Man kann sich fragen, und ich finde, diese Frage ist berechtigt: Sind wir, als Gesellschaft, als Schweiz, nicht fähig, gemeinsam so viel Wohlstand zu erarbeiten, dass jeder Mensch hier ein Leben in Würde führen kann? Wir sind es. Wir sind es, aber wir machen es heute auf eine Art und Weise, die nicht alle Formen von Engagement für diese Gesellschaft gleich wertschätzt.
In dem Sinne stellt die Initiative unheimlich viele Fragen, die ans Zentrum unseres Grundverständnisses rühren, und sie stellt Fragen, die man stellen muss. Genau dafür ist ja dieses Instrument der Volksinitiative da, um in der Politik Fragen zu stellen, die im, ich sage es jetzt so, bürokratisierten, leicht sklerotisierten Rahmen unserer Debatten, in denen wir immer versuchen, in kleinen Schritten Bestehendes weiterzuentwickeln, nicht unbedingt den nötigen Raum erhalten.
Warum werde ich mit einer Mehrheit der Fraktion diese Initiative trotzdem zur Ablehnung empfehlen? Man könnte es sich ja einfach machen und sagen: Die Initiative ist eine gute Anregung, was haben wir zu verlieren? Bei den Grünen gibt es viele Sympathisantinnen und Sympathisanten dieser Initiative. Ich nehme diese Initiative schon etwas ernster. Wir Grünen haben diese Initiative nicht nur einfach als Denkanstoss genommen. Wir haben versucht, uns konkret damit auseinanderzusetzen, was die Folgen wären, wenn sie so, wie sie jetzt vorliegt, zur Abstimmung käme und angenommen würde.
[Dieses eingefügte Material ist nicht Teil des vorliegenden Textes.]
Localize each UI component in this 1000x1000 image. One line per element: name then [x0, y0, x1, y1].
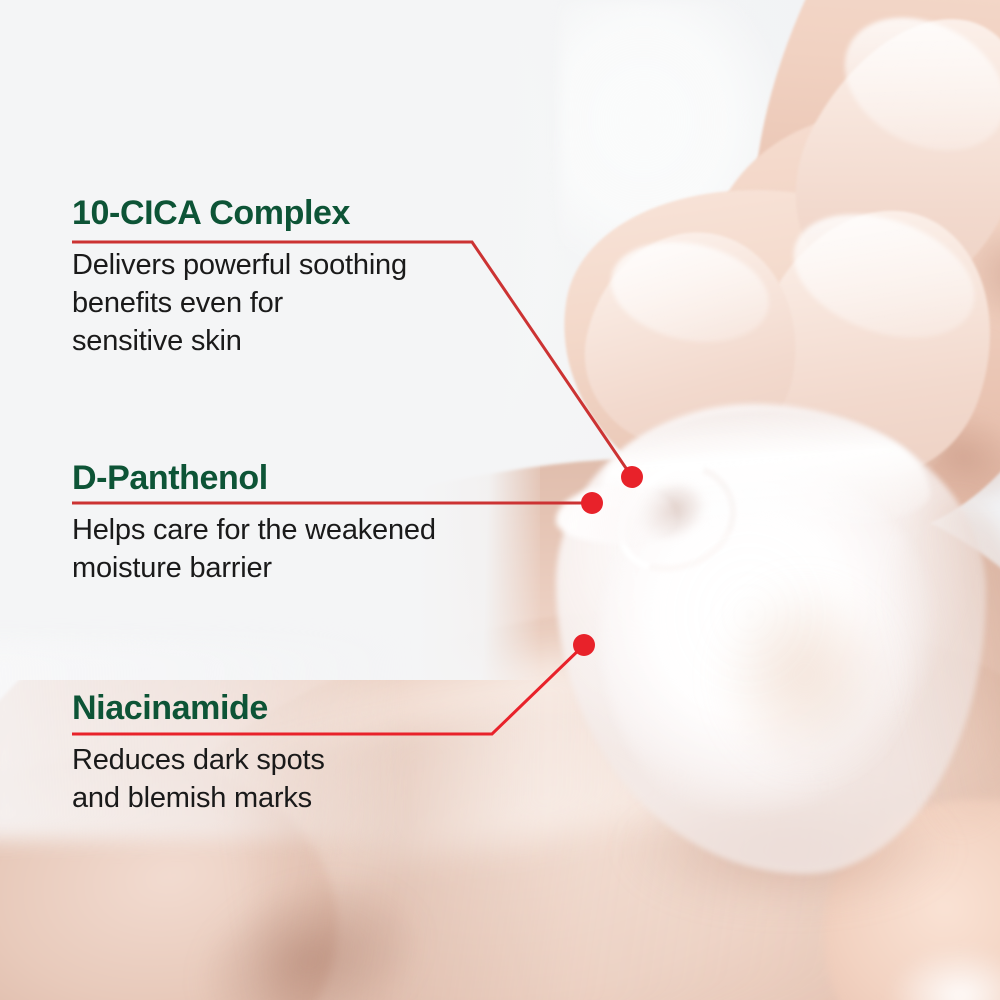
corner-highlight	[880, 930, 1000, 1000]
feature-heading-panthenol: D-Panthenol	[72, 461, 436, 496]
feature-heading-niacinamide: Niacinamide	[72, 691, 325, 726]
feature-body-line: Helps care for the weakened	[72, 512, 436, 550]
feature-body-niacinamide: Reduces dark spots and blemish marks	[72, 742, 325, 817]
infographic-canvas: 10-CICA Complex Delivers powerful soothi…	[0, 0, 1000, 1000]
feature-body-line: sensitive skin	[72, 323, 407, 361]
feature-heading-cica: 10-CICA Complex	[72, 196, 407, 231]
feature-block-panthenol: D-Panthenol Helps care for the weakened …	[72, 461, 436, 588]
feature-body-line: and blemish marks	[72, 780, 325, 818]
feature-block-cica: 10-CICA Complex Delivers powerful soothi…	[72, 196, 407, 360]
feature-body-line: Reduces dark spots	[72, 742, 325, 780]
feature-body-line: Delivers powerful soothing	[72, 247, 407, 285]
cream-skin-tint	[700, 560, 910, 790]
cream-tail	[556, 486, 676, 544]
feature-body-line: benefits even for	[72, 285, 407, 323]
feature-body-panthenol: Helps care for the weakened moisture bar…	[72, 512, 436, 587]
feature-body-cica: Delivers powerful soothing benefits even…	[72, 247, 407, 360]
feature-block-niacinamide: Niacinamide Reduces dark spots and blemi…	[72, 691, 325, 818]
feature-body-line: moisture barrier	[72, 550, 436, 588]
Ich denke, die Initiantinnen und Initianten haben das auch verdient, denn sie wollten eine Debatte, und zwar nicht nur über ein wolkiges Prinzip, denn sie haben die Idee für eine konkrete Revolution, und das ist ja auch die Stärke ihres Vorschlages.

Wenn wir zusammen darüber nachdenken, was passieren würde, wenn die Initiative angenommen würde, kann man sagen: Okay, die Höhe des Grundeinkommens gehört vielleicht nicht in die Verfassung, sie ist mir persönlich zu tief, aber einigen wir uns auf ein Leben in Würde, über den Betrag können wir als Gesetzgeber dann streiten.
Die Frage ist, ob die bestehenden Sozialversicherungen ersetzt werden sollen oder ob Leute, die beispielsweise eine besondere Behinderung haben, trotzdem noch Anspruch auf mehr Geld haben. Okay, da gestehen wir ihnen zu: Das ist eine Debatte, die man dann im Rahmen einer allfälligen Gesetzgebung führen kann.

Aber eine fundamentale Frage haben sie nicht beantwortet, nämlich die Frage der Herkunft der Mittel, und wenn man diese nicht beantwortet, dann droht die Initiative sich in ihr Gegenteil zu verkehren. Würde nämlich diese Initiative morgen angenommen, dann wäre das nichts anderes als das gigantischste Subventionsprojekt für unsere Wirtschaft: Jeder Lohn einer 100-Prozent-Stelle würde vom Staat mit 2500 Franken subventioniert. Sie von rechts haben vorhin gesagt, das Schlimme wäre dann die Umverteilung. Wenn ich hier die Mehrheitsverhältnisse anschaue, fürchte ich das Gegenteil: Ich fürchte, dass dann eben nicht umverteilt wird, dass eben bei den Unternehmen die Milliardengewinne nicht abgeschöpft werden und dass man am Schluss die Stärkung der Person im Arbeitsmarkt nicht erreicht, aber mit gigantischen Mitteln diejenigen unterstützt, die heute die riesigen Kapitalgewinne einfahren, die zur steigenden Ungleichheit in unserer Gesellschaft führen.

In diesem Sinne teilen auch jene von uns, die zu dieser Initiative Nein sagen, die Grundüberzeugungen dieser Initiative. Wir glauben aber, dass man hier einen Schritt konkreter werden muss, damit man dazu auch überzeugt Ja sagen kann.